Yerel seçimlere yaklaşıyoruz. Türkiye tarihi bir süreçten geçiyor. Türkiye'de bir panik ve korku ortamı yaşanıyor. Türkiye bu iktidarla son iki yıl içinde büyük bir depreme maruz bırakıldı. Ergenekon Operasyonu'nda gözaltına alınanlarla ilgili geçerli bir açıklama yapılmadı. Hiçbir demokraside böyle birşey yoktur. Bizim hukuk sistemimizin 4 temel dayanağı var. Laik olacak, demokratik olacak, sosyal olacak ve bir hukuk devleti olacak. Bu sütunların en temellerinden biri de laiklik. Anayasa Mahkemesi kararıyla bugünkü iktidarın laikliğe karşı eylemlere odak bulunduğu görülmüştür.

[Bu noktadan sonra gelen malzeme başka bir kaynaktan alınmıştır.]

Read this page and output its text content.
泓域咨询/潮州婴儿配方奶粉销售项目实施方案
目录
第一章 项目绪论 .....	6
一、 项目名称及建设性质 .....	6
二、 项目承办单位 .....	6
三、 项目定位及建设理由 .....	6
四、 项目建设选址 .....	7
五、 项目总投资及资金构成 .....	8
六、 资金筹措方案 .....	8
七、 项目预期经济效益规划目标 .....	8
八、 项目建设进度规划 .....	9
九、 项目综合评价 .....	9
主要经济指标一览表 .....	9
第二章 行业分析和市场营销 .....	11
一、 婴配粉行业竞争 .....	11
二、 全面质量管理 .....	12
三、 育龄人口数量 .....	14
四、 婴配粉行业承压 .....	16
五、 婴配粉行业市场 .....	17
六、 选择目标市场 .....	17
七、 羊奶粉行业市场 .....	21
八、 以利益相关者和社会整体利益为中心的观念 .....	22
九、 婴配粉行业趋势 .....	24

Türkiye'de bir korku toplumu egemen olmaya başlamıştır. Eğitim, sağlık paralı olmuştur. Sosyallik seçim döneminde dağıtılan kömürlere indirgenmiştir. Türkiye'nin hukuk devleti olduğunu söyleme inandırıcılığını kaybetmeye başlamıştır. Kısa süre önce 74 barosu bu memleketin, içlerinde AKP yöneticiliği yapmış baro başkanları var, "Böyle iş olmaz. Hukuk standartlarına uymaz" dediler!
Ucu açık bir iddianame var. Böyle birşey olmaz. İnsanlar ne zaman biteceği belli olmayan bir davayla ailelerinden kopartılıyor. Hukuk devleti böylece Türkiye'de kanatılmıştır, kanatılmaktadır. Türkiye çağdaş bir demokrasi olmaktan hızla uzaklaşmaktadır. Olay bu.
Çevrek porsiyon demokrasi, yarım porsiyon hukuk, az biraz sosyallik, laiklik kenarda. Böyle olmaz. Bu ağır bir tablodur. Bu yanlışlığın bir yerden dönmesi lazım.
Biz bütün yanlışların döneceği bir mahkeme arıyoruz. Önümüzdeki seçim bir mahkeme olacak. Ancak dalgaların altında gözaltına alınanlar kalmayacak. Bu insanların Türkiye'nin meşru hukuk mekanizması içinde hesaplarını en güzel şekilde vereceğine inanıyorum. Biz de sessiz kalmanın sorumluluğunu üstlenemeyiz. Sendikacılar, aydınlar gözaltında bu da Türkiye'ye yakışmıyor. Yerel seçimlerde bunların hesabını alacağız..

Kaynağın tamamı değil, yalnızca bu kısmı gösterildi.